Dieser Satz, der kaum falscher sein könnte, stammt nicht von irgendeinem verwirrten und antisemtischen Pseudowissenschaftler, sondern vom deutschen Physik-Nobelpreisträger Philipp Lenard. Wir wissen heute natürlich, dass Albert Einsteins Einfluss auf die Naturforschung alles andere als schädlich war. Ganz im Gegenteil; Albert Einstein hat mit seiner Arbeit die Grundlage für die moderen Physik gelegt. Er hat die Relativitätstheorie aufgestellt und bei der Entwicklung der Quantenmechanik mitgearbeitet. Genau die beiden Theorien also, auf denen die moderne Beschreibung unseres Universums ruht und die beide in unzähligen Experimenten bestätigt worden sind. Die beiden Theorien auf denen unsere moderne Zivilisation ruht; unsere gesamte Technik. Wie weit der Einfluss von Einsteins Theorie gehen wird, wusste man damals, zu Beginn des 20. Jahrhunderts natürlich noch nicht. Aber DAS Einsteins wissenschaftliche eine revolutionäre und wichtige Arbeit war, war auch damals eigentlich schon klar als Philipp Lenard seinen Quatsch verkündet hat.
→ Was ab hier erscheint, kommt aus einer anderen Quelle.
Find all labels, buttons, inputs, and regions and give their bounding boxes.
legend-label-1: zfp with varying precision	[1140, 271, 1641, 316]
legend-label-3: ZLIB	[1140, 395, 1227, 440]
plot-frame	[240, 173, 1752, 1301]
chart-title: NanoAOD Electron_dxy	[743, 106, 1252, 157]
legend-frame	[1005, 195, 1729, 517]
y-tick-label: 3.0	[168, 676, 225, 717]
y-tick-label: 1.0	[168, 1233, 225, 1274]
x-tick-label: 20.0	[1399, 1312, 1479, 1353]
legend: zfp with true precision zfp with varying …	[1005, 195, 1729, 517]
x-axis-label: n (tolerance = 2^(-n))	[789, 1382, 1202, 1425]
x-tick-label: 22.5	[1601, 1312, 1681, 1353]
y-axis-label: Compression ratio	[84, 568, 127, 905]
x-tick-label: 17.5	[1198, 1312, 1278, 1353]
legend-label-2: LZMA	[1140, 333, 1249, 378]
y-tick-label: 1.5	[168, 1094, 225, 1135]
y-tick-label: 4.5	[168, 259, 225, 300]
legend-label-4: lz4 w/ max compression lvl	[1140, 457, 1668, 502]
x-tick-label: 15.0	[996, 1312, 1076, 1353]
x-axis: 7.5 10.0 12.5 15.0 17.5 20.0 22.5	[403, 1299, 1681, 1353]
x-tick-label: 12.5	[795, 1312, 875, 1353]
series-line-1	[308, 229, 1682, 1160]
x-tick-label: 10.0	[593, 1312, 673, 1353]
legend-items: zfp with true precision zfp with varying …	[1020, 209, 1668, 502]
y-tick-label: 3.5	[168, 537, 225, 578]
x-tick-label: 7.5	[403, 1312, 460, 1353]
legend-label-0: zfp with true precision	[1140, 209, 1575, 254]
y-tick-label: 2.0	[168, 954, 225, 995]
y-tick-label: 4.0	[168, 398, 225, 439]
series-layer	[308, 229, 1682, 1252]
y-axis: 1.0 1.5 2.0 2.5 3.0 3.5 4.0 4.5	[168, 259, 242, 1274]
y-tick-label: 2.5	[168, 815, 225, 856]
Man sieht hier auf sehr eindrucksvolle Art und Weise, wie die Wissenschaft in die Irre gehen kann, wenn sie sich statt von der Realität von Ideologie leiten lässt. Lenard war selbst durchaus auch ein guter Forscher; zumindest anfangs. Er hat seine Doktorarbeit an der Universität Heidelberg geschrieben und später als Assistent von Heinrich Hertz gearbeitet, also dem Wissenschaftler, der die Radiostrahlung nachweisen konnte. Lenard selbst hat gegen Ende des 19. Jahrhunderts und zu Beginn des 20. Jahrhunderts auch bei anderen großen Entdeckungen mitgearbeitet.
Er hat zum Beispiel eine Gasentladungsröhre entwickelt, mit der später Conrad Röntgen die nach ihm benannte Röntgenstrahlung entdeckt hat. Das war vielleicht auch der Anfang der vielen Streitigkeiten mit seinen Kollegen. Denn Röntgen hat dafür den allerersten Nobelpreis für Physik bekommen. Lenard wurde nicht ausgezeichnet und war darüber enorm verärgert. Er hat Röntgen sogar fälschlicherweise beschuldigt, seine Entdeckung gestohlen zu haben. Später hat Lenard sich dann mit der Wechselwirkung von Licht und Materie beschäftigt, also dem Gebiet, auf dem auch Albert Einstein arbeitet. Lenard schaffte es allerdings nicht zu erklären, wie Licht und Materie miteinander wechselwirken; das gelang erst Einstein und Einstein erhielt für diese Forschung auch seinen Nobelpreis.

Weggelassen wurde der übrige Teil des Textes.